Constructing simple XML?

[Brett Romero]

What is the best way to construct this type of XML

<ROOT><Person PersonId=\"1000\" /><Person PersonId=\"1001\" /><Person
PersonId=\"1002\" /></ROOT>

when I'm getting back only the three numerical values? The is occuring
in a loop and I'm getting a variable such as PersonID, which holds the
values. The XML needs to be a string but I'd like to see what a more
complex type would look like (XMLdoc type?).

Thanks,
Brett

 

[Brett Romero]

This pretty much covers the creation part:
http://www.csharphelp.com/archives/archive199.html. Still not sure how
to get the two backslashes in there.

Brett

 

[Kai Brinkmann [MSFT]]

Brett, you create attribute nodes just like element nodes. Here's the code
from the link you posted, modified to create the XML in your original post:

XmlDocument xmldoc;
XmlAttribute attr;
XmlElement elem;
XmlElement root;

xmldoc=new XmlDocument();

//let's add the XML declaration section
XmlNode xmlnode=xmldoc.CreateNode(XmlNodeType.XmlDeclaration,"","");
xmldoc.AppendChild(xmlnode);

//let's add the root element
elem=xmldoc.CreateElement("ROOT");
xmldoc.AppendChild(elem);
root = elem;

//add person elements. assume you have some data structure called ListOfIds
containing the numbers
foreach (int personId in ListOfIds)
{
elem = xmldoc.CreateElement("Person");
attr = xmldoc.CreateAttribute("PersonId");
attr.InnerText = personId.ToString();
elem.Attributes.Append(attr)
root.AppendChild(elem);
}

--
Kai Brinkmann [MSFT]

Please do not send e-mail directly to this alias.
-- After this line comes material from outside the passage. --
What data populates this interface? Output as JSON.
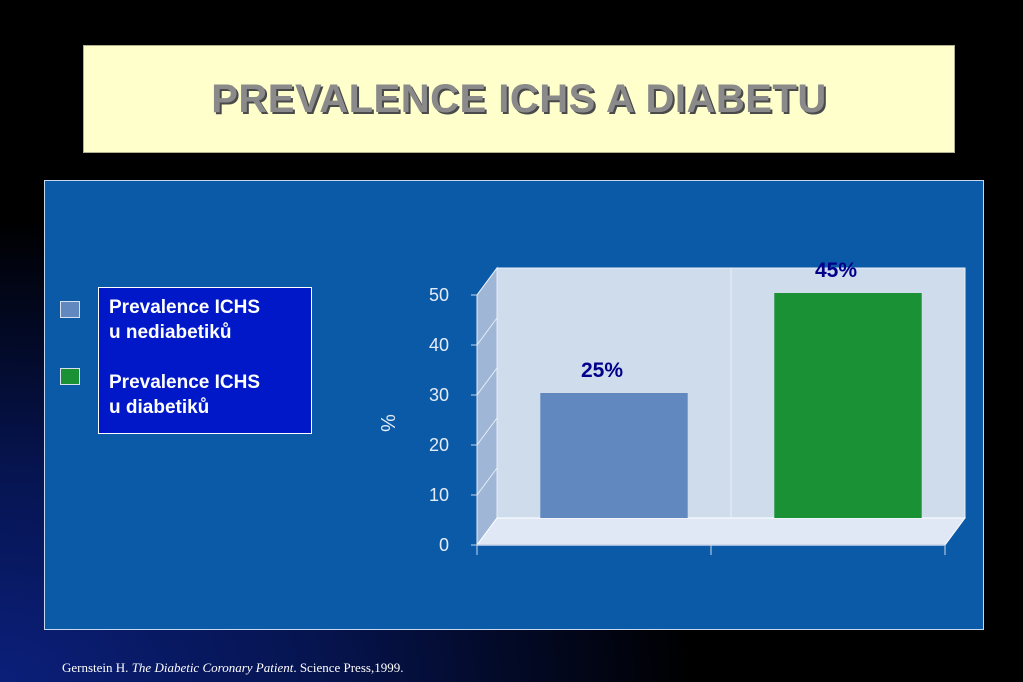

This alias is for
newsgroup purposes only.
This posting is provided "AS IS" with no warranties, and confers no rights.

 

[Brett Romero]

Thanks.

If I try to read my file, which looks like this:
<?xml version="1.0"?>
<ROOT>
<Person PersonID="83615">
</Person>
</ROOT>

I get this error:
"The data at the root level is invalid. Line 1, position 1."

I'm using:
xmlDoc.LoadXml(@"C:\Documents and Settings\BROMERO\My
Documents\testing.spec");

I'm not sure if it is referring to the LoadXML method or the file. Any
ideas?

The <?xml version="1.0"?> part was generated with the XMLDeclaration
enumerator.

Thanks,
Brett

 

[Guest]

Hi Brett,
the LoadXML method assumes the string you are passing as a parameter is
XML, not a file path. If you want to load XML from a file use the
XmlDocument.Load method and pass in the file name.

Hope that helps
Mark Dawson
http://www.markdawson.org

 

[Anders Borum]

For really quick XML construction, I suggest looking at the XmlWriter class
(and its descending implementations).